Maintenance Reduces Downtime

Consider a job shop problem with several tasks and machines. One is interested in a robust schedule as machines can fail for a certain amount of time (universal variables indicate which machines fail and how long they fail). The basic problem can be enhanced by adding maintenance work to the set of jobs: the maintenance of a machine prevents its failure for a certain amount of time at the expense of the time required for maintenance and the maintenance costs. Therefore, the universal constraint system contains constraints describing the relationship between maintenance and failure: With existential variable m _i,t indicating the maintenance of machine i at time t and universal variable f _i,t indicating the failure of machine i at time t the (universal) constraint f _i,t+j ≤ 1 − m _i,t prohibits the failure of machine i for each of the j ∈{0, …, K} subsequent time periods. The universal constraint system also could contain further restrictions regarding the number of machines allowed to fail at the same time, analogous to budget constraints common in robust optimization [15]. This budget amount also can depend on previous planning decisions, e.g. the overall machine utilization. Further, reduced operation speed can reduce wear and therefore increase durability and lessen the risk of failure.

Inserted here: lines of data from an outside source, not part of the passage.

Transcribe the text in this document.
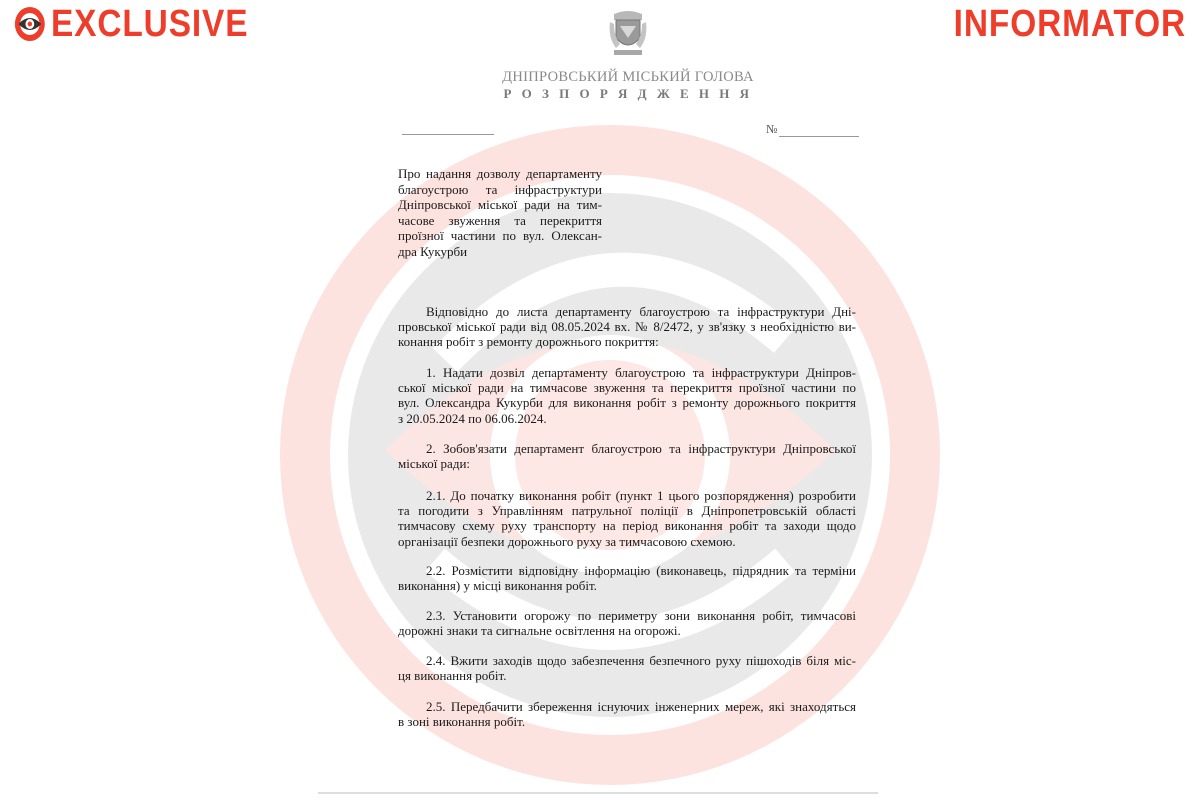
EXCLUSIVE	INFORMATOR
ДНІПРОВСЬКИЙ МІСЬКИЙ ГОЛОВА
Р О З П О Р Я Д Ж Е Н Н Я
№
Про надання дозволу департаменту
благоустрою та інфраструктури
Дніпровської міської ради на тим-
часове звуження та перекриття
проїзної частини по вул. Олексан-
дра Кукурби
Відповідно до листа департаменту благоустрою та інфраструктури Дні-
провської міської ради від 08.05.2024 вх. № 8/2472, у зв'язку з необхідністю ви-
конання робіт з ремонту дорожнього покриття:
1. Надати дозвіл департаменту благоустрою та інфраструктури Дніпров-
ської міської ради на тимчасове звуження та перекриття проїзної частини по
вул. Олександра Кукурби для виконання робіт з ремонту дорожнього покриття
з 20.05.2024 по 06.06.2024.
2. Зобов'язати департамент благоустрою та інфраструктури Дніпровської
міської ради:
2.1. До початку виконання робіт (пункт 1 цього розпорядження) розробити
та погодити з Управлінням патрульної поліції в Дніпропетровській області
тимчасову схему руху транспорту на період виконання робіт та заходи щодо
організації безпеки дорожнього руху за тимчасовою схемою.
2.2. Розмістити відповідну інформацію (виконавець, підрядник та терміни
виконання) у місці виконання робіт.
2.3. Установити огорожу по периметру зони виконання робіт, тимчасові
дорожні знаки та сигнальне освітлення на огорожі.
2.4. Вжити заходів щодо забезпечення безпечного руху пішоходів біля міс-
ця виконання робіт.
2.5. Передбачити збереження існуючих інженерних мереж, які знаходяться
в зоні виконання робіт.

Workers’ Skills Affect Sources of Uncertainty

The assignment of employees to various tasks may have significant impact on potential occurring failures, processing times and the quality of the product. For example, it might be cheaper to have a trainee carry out a task, but the risk of error is higher and the processing time might increase. Further, some worker might work slower but with more diligence—resulting in a long processing-time but a high quality output—than other faster, but sloppier, workers. Hence, the decision which worker performs a particular task has an impact on the anticipated uncertain events. In a more global perspective staff training and health-promoting measures affect the skills and availability of a worker, and thereby affecting potential risks.

Road Maintenance for Disaster Control

In order to mitigate the impact of a disaster, road rehabilitation can improve traveling time as the damage of such roads can be reduced (see [13]). Again, a budget for the deterioration of travel times for all roads could be implemented, whereat the budget amount could be influenced by the number of emergency personal, emergency vehicles and technical equipment made available.

Time-Dependent Factors in Process Scheduling

In [10] the authors present a process scheduling approach with uncertain processing-time of the jobs, whereat the range of the uncertain processing-time parameters depend on the scheduling time of the job itself. The selection of specific scheduling times therefore actively determines the range in which the uncertain processing-times are expected. For a QIP this influence on uncertainty could be achieved by adding universal constraints as follows: Let x _i,t be the (existential) binary indicator whether task i is scheduled to start at time t and let y _i be the (universal) variable indicating the occurring processing-time of task i. Let l _i,t and u _i,t indicate the range of the processing-time of task i if scheduled at t. Adding ∑_tl _i,tx _i,t ≤ y _i ≤∑_tu _i,tx _i,t to the universal constraint system would establish the intended interdependence.

5 Conclusion

We addressed the largely neglected potential of optimization under decision-dependent uncertainty. In the scope of quantified integer programming with decision-dependent uncertainty we presented reasonable restrictions such that a game-tree search algorithm must not cope with recurring NP-complete subproblems but rather polynomial evaluations. Further, we provided several examples where such a framework is applicable.